Several large, randomized, multicenter trials are underway to determine the effect of either upfront or delayed zoledronic acid treatment in patients with breast cancer treated with antiaromatase agents Citation[44], Citation[45].

Presently, it is recommended to initiate treatment with bisphosphonate in these women with established osteoporosis. Whether the treatment should be given prophylactic at the initiation of the anti-cancer-treatment needs to be investigated further in clinical trials Citation[46].

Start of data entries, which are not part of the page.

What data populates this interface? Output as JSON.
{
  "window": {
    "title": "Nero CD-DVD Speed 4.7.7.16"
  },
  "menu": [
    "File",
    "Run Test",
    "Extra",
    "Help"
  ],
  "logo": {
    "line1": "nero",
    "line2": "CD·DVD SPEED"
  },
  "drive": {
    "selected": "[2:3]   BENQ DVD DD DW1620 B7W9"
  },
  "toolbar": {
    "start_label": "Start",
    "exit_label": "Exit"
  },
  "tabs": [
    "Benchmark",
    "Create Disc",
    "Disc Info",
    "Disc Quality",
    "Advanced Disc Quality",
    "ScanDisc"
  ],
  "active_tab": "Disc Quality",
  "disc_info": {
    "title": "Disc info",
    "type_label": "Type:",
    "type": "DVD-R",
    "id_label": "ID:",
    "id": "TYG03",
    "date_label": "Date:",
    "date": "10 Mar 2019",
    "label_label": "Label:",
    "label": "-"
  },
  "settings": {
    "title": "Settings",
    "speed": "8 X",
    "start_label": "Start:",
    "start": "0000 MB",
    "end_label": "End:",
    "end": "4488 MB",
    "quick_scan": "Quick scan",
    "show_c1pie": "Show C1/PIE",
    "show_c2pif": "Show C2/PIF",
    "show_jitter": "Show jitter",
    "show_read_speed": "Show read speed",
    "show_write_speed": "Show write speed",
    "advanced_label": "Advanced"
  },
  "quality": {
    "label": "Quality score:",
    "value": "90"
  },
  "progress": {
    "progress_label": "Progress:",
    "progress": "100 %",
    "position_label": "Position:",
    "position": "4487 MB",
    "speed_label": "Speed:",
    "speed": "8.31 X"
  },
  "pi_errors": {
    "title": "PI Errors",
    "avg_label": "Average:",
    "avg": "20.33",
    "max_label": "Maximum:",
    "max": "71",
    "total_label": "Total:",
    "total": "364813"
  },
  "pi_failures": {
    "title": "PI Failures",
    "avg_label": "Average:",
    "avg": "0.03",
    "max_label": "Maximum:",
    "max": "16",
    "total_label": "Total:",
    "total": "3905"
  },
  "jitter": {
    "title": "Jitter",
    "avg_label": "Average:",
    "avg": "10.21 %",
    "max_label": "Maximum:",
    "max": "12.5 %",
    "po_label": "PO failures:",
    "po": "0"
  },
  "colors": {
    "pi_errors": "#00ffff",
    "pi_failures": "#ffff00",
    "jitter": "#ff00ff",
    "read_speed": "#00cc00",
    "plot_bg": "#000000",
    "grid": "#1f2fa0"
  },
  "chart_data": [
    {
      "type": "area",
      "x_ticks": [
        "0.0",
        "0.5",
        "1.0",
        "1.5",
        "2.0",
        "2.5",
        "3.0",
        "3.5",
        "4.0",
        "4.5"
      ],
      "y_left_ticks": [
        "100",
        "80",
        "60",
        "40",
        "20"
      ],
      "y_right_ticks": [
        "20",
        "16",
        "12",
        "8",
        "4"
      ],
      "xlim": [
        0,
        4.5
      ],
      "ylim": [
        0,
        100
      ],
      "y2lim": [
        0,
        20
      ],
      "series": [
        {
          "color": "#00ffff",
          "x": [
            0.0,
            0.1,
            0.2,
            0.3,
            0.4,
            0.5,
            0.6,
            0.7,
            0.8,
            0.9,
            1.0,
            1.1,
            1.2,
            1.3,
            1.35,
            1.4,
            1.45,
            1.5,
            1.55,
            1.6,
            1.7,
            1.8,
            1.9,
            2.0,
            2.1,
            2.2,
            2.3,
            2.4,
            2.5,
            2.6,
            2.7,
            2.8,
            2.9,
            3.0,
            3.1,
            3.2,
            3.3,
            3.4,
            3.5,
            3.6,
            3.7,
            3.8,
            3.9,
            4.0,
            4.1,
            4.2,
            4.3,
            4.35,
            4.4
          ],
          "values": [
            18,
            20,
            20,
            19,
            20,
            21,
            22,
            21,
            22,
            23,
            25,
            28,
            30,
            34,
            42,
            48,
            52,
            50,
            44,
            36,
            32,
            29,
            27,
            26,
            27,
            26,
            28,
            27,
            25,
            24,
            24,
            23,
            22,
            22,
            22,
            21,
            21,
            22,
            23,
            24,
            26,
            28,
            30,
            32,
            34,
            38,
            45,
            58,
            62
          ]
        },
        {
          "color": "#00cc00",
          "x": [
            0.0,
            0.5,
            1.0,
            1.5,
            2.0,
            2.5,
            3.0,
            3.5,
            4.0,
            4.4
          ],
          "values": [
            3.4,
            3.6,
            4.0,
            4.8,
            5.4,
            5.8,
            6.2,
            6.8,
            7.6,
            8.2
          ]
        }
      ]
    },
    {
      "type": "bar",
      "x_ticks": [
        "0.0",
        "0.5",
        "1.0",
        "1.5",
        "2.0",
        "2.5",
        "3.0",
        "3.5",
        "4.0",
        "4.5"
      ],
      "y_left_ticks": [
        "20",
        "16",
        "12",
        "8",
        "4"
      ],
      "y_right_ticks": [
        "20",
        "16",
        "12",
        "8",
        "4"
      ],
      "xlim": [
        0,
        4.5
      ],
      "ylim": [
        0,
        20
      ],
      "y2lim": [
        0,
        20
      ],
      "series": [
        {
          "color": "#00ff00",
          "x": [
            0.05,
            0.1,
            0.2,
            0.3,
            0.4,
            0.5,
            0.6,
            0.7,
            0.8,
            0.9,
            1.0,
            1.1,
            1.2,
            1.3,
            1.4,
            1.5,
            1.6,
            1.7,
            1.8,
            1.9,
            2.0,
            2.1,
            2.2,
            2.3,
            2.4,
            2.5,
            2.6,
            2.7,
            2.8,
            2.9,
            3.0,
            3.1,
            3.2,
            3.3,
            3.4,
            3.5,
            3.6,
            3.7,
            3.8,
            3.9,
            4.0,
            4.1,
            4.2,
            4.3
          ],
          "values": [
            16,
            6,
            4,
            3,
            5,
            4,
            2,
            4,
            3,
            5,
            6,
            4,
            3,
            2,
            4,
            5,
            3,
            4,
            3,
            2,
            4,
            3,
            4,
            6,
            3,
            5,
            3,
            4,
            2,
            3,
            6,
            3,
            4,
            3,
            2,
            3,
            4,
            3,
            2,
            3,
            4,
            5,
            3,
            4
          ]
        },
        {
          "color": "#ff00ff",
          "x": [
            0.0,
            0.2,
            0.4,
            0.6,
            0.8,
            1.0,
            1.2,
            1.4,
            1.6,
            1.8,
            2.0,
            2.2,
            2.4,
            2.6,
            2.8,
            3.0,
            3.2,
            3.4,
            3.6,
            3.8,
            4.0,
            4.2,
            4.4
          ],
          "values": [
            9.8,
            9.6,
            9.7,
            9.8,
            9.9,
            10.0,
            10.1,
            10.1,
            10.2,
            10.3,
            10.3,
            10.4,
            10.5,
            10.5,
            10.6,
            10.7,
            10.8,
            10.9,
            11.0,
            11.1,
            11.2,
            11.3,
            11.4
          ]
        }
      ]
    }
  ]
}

Usage of oral bisphosphonates may result in gastrointestinal side effects, which is an important consideration in cancer patients who may already experience nausea, vomiting or gastrointestinal difficulties from the anti-cancer-treatment. Osteonecrosis of the jaw, described as a painful refractory bone exposure in the jaws is a serious complication of bisphosphonate usage Citation[47]. It is seldom seen in relation to the usage of oral bisphosphonates. The osteonecrosis of the jaw is more prevalent in relation to the usage of IV bisphosphonates and especially in patients with cancer. Complete prevention of this complication is not possible, but pre-therapy dental care may reduce the incidence.

Conclusion

Breast cancer patients, who undergo chemotherapy and/or treatment with aromatase inhibitors are at increased risk of osteoporosis. As these patients survive longer and are more frequently cured, there is a need to evaluate the fracture risk – preferably at initiation of endocrine adjuvant therapy – give life style advice on how to counteract bone loss and consider antiosteoporosis intervention and monitoring if osteoporosis is diagnosed. Adjuvant regimens in breast cancer patients improve survival and cure rates. Therefore it is preferable to use such therapies although they increase risk of side effects such as osteoporosis. Breast cancer patients are followed up long term and it may be considered to evaluate the fracture risk of patients who have completed adjuvant therapy. Finally, patients need to be informed of the fracture risk.